Vielleicht ist das Talent für subtile Finten und gerissene Betrügereien keineswegs eine bedauerliche Fähigkeit. "Ohne Täuschung und Irreführung wäre unser komplexes Beziehungsleben undenkbar", meint etwa der Philosoph David Nyberg. Neueste wissenschaftliche Erkenntnisse sollen belegen, dass Lügen ein essenzieller Bestandteil unserer sozialen Intelligenz sei. Die Fähigkeit, Lügen zu erkennen, und die Perfektionierung der eigenen, könnten nach diesen Erkenntnissen sogar die Triebfeder für die stammesgeschichtliche Entwicklung dieser Intelligenz gewesen sein. Manche Experten sind der Auffassung, dass der Mensch die Vergrößerung seines Gehirns dem evolutionären Druck verdankt, immer raffinierter schwindeln zu müssen. Demnach müssten unsere haarigen Vorfahren diejenigen gewesen sein, die das Lügen wohldosiert einzusetzen wussten und so erfolgreicher im Überlebenskampf waren. Neue Befunde der Hirnforschung bestätigen jedenfalls, dass Lügen eine beachtliche intellektuelle Leistung darstellt. Untersuchungen Daniel Langlebens von der Pennsylvania School of Medicine mittels der funktionalen Magnetresonanztomografie haben gezeigt, dass sich die Aktivität in zwei bestimmten Hirnbereichen immer dann deutlich erhöhte, wenn die Versuchspersonen logen. Diese Bereiche bestimmen wesentlich mit, welche Gedächtnis-inhalte letztlich ins Bewusstsein gelangen. Der erste steuert die Aufmerksamkeit, der zweite ist die hemmende Instanz des Gehirns. "Offensichtlich muss man, um eine Lüge auszusprechen, etwas unterdrücken. Und dieses Etwas ist dann wohl die Wahrheit", so Daniel Langleben. Es liegt die Vermutung nahe, dass Aufrichtigkeit sozusagen der kognitive Normalzustand ist.

200 Mal täglich

Untersuchungen an der Universität von Kalifornien ergaben, dass der Mensch täglich etwa 200 Mal flunkert. Laut einer Studie des Psychologen Robert S. Feldman lügt der Durchschnittsmensch zwei bis drei Mal während einer alltäglichen zehnminütigen Unterhaltung. Quantitativ besteht zwischen den Geschlechtern kaum ein Unterschied. Jedoch: Frauen lügen eher, um das Wohlbefinden ihrer Gesprächspartner zu heben, im Gegensatz zu Männern, die sich selbst in einem besseren Licht erscheinen lassen wollen, indem sie die Unwahrheit sagen.

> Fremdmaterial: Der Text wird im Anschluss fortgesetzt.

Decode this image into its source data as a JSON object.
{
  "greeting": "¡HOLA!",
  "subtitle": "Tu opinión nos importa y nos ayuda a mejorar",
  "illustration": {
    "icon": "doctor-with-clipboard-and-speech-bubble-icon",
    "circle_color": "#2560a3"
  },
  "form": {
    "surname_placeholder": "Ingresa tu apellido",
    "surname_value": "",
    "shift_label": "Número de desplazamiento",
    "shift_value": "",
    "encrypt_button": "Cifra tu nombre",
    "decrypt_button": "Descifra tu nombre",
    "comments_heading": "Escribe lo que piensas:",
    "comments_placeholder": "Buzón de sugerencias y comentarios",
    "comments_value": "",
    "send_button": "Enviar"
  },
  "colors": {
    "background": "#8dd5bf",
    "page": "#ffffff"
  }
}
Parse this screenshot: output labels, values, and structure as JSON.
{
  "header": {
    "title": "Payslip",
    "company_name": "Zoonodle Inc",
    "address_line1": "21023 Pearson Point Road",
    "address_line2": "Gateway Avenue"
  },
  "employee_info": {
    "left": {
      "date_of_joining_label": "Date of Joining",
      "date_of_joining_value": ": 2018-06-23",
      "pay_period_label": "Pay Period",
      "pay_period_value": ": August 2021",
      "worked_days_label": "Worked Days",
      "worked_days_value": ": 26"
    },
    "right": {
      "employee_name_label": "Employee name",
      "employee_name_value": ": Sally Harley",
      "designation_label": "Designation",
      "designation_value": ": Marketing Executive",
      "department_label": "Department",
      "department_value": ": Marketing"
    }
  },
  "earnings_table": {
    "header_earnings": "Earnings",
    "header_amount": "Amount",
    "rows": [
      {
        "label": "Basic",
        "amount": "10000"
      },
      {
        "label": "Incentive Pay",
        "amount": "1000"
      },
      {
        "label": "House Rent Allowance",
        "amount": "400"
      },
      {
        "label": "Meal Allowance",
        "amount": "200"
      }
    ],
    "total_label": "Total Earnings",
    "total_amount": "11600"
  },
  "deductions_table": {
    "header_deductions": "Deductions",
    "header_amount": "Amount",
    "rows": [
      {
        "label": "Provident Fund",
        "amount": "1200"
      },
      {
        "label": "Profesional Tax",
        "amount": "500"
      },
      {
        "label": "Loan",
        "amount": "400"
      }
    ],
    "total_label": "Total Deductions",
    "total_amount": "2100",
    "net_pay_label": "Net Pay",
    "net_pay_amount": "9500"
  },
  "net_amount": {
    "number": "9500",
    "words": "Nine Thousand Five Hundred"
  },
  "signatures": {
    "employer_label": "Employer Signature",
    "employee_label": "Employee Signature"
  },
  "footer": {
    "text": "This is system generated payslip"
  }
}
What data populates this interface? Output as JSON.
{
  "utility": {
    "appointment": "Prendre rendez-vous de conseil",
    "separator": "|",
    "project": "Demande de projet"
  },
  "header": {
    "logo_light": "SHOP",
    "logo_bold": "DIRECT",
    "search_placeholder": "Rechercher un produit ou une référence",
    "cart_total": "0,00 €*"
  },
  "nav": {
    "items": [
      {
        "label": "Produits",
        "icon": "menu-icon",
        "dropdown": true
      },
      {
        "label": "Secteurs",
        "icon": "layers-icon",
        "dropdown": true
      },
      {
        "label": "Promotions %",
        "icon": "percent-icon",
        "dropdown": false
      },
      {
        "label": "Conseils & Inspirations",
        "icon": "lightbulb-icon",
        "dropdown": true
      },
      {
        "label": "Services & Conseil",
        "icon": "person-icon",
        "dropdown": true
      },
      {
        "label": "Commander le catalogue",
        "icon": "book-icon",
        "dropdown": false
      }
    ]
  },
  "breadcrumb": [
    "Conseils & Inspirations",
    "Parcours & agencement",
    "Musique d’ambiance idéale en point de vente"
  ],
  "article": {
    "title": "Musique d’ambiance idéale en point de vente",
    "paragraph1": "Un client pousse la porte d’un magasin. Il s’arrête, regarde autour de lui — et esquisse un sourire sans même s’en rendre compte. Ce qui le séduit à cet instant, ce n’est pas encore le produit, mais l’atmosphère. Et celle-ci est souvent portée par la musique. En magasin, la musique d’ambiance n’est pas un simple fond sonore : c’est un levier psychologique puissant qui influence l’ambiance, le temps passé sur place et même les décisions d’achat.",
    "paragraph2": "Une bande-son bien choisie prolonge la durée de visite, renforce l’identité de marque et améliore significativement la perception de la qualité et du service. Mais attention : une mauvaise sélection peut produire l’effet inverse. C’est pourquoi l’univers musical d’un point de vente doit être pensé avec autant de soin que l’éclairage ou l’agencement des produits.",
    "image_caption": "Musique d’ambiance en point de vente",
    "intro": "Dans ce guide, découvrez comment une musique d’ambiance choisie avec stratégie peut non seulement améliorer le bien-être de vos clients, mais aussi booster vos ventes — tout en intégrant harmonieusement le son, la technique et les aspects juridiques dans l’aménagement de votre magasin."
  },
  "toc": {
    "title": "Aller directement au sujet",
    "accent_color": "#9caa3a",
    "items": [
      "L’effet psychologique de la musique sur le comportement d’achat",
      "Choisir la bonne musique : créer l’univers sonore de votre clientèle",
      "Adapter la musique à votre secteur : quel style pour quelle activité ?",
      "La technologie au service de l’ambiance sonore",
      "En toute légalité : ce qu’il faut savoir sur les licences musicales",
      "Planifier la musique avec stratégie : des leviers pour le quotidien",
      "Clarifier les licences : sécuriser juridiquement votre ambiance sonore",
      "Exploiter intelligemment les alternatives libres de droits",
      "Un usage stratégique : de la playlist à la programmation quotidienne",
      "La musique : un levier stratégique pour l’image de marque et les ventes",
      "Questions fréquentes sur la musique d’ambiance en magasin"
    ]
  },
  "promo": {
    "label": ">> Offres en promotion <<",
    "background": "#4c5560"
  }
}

Wie man es auch dreht und wendet, wie viele Studien und Versuche auch noch über Lügen gemacht werden mögen: eine Lösung - falls überhaupt erstrebenswert - wie etwa ein optimales Maß an Lügen, geschweige denn ein Leben ohne Lügen, wird es ohnehin nie geben. Peter Stiegnitz sieht die Lüge als "Salz des Lebens": Ohne Salz schmeckt eine Suppe gar nicht. Aber noch viel ungenießbarer ist eine versalzene.